Willis Harman consults with evangelical leaders: circa 1979

Evangelical leaders were meeting together with New Age leaders openly by the late 1970s. Meeting transcripts were published in a book entitled An Evangelical Agenda: 1984 and beyond, copyright 1979 by the Billy Graham Center and published by the William Carey Library (Fuller Theological Seminary). The book contains “Addresses, Responses, and Scenarios from the ‘Continuing Consultation on Future Evangelical Concerns’ held in Overland Park, Kansas, December 11-14, 1979.” The event was sponsored by the Billy Graham Center at Wheaton College.

Willis Harman addressed this group on the topic of “A Utopian Perspective on the Future,” in which he advocated a broadening of the concept of science to include the psychic:

“Once-taboo areas of science – notably sleep and dreams, creativity, hypnosis, unconscious processes, psychosomatic theories of illness – have become legitimatized. Psychic phenomena such as “remote viewing,” precognition, and psychokinesis are being explored with renewed interest.
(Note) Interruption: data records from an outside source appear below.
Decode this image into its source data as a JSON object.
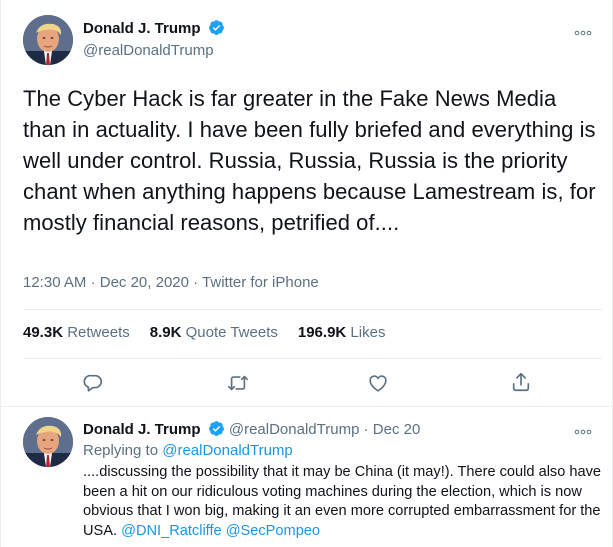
{
  "tweet": {
    "author_name": "Donald J. Trump",
    "author_handle": "@realDonaldTrump",
    "text": "The Cyber Hack is far greater in the Fake News Media than in actuality. I have been fully briefed and everything is well under control. Russia, Russia, Russia is the priority chant when anything happens because Lamestream is, for mostly financial reasons, petrified of....",
    "time": "12:30 AM",
    "separator": "·",
    "date": "Dec 20, 2020",
    "source": "Twitter for iPhone",
    "stats": {
      "retweets_count": "49.3K",
      "retweets_label": "Retweets",
      "quotes_count": "8.9K",
      "quotes_label": "Quote Tweets",
      "likes_count": "196.9K",
      "likes_label": "Likes"
    },
    "actions": [
      "reply-icon",
      "retweet-icon",
      "like-icon",
      "share-icon"
    ],
    "more_icon": "more-icon"
  },
  "reply": {
    "author_name": "Donald J. Trump",
    "author_handle": "@realDonaldTrump",
    "separator": "·",
    "date": "Dec 20",
    "replying_label": "Replying to",
    "replying_to": "@realDonaldTrump",
    "text": "....discussing the possibility that it may be China (it may!). There could also have been a hit on our ridiculous voting machines during the election, which is now obvious that I won big, making it an even more corrupted embarrassment for the USA.",
    "mention_1": "@DNI_Ratcliffe",
    "mention_2": "@SecPompeo",
    "more_icon": "more-icon"
  },
  "colors": {
    "accent": "#1b95e0",
    "verified": "#1da1f2",
    "secondary_text": "#5b7083",
    "divider": "#ebeef0"
  }
}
Altered states of consciousness related to those traditionally known by such terms as meditation, contemplation and ‘graces of interior prayer,’ are being tentatively explored via biofeedback training and other routes.” (p. 35)

Who is Willis Harman?

According to Constance Cumbey, the Michigan attorney who first warned evangelicals about the dangers of the New Age:

“[Willis] Harman’s influence in the New Age Movement is virtually unlimited. It has ranged from superintending the Kettering Foundation financed “Changing Images of Man” study to serving as president of the astronaut Edgar Mitchell-founded Institute of Noetic Sciences. That report was heavily relied upon by New Age activist Marilyn Ferguson in The Aquarian Conspiracy. Harman also substantially influenced the notorious and disturbing Global 2000 Report to President Carter. Harman is also a part of Planetary Citizens/Planetary Initiative as well as one of its convening organizations: the limited membership United States Association for the Club of Rome.” (From A Planned Deception: The Staging of a New Age ‘Messiah’ by Constance Cumbey, Pointe Publishers, 1985, p. 39.)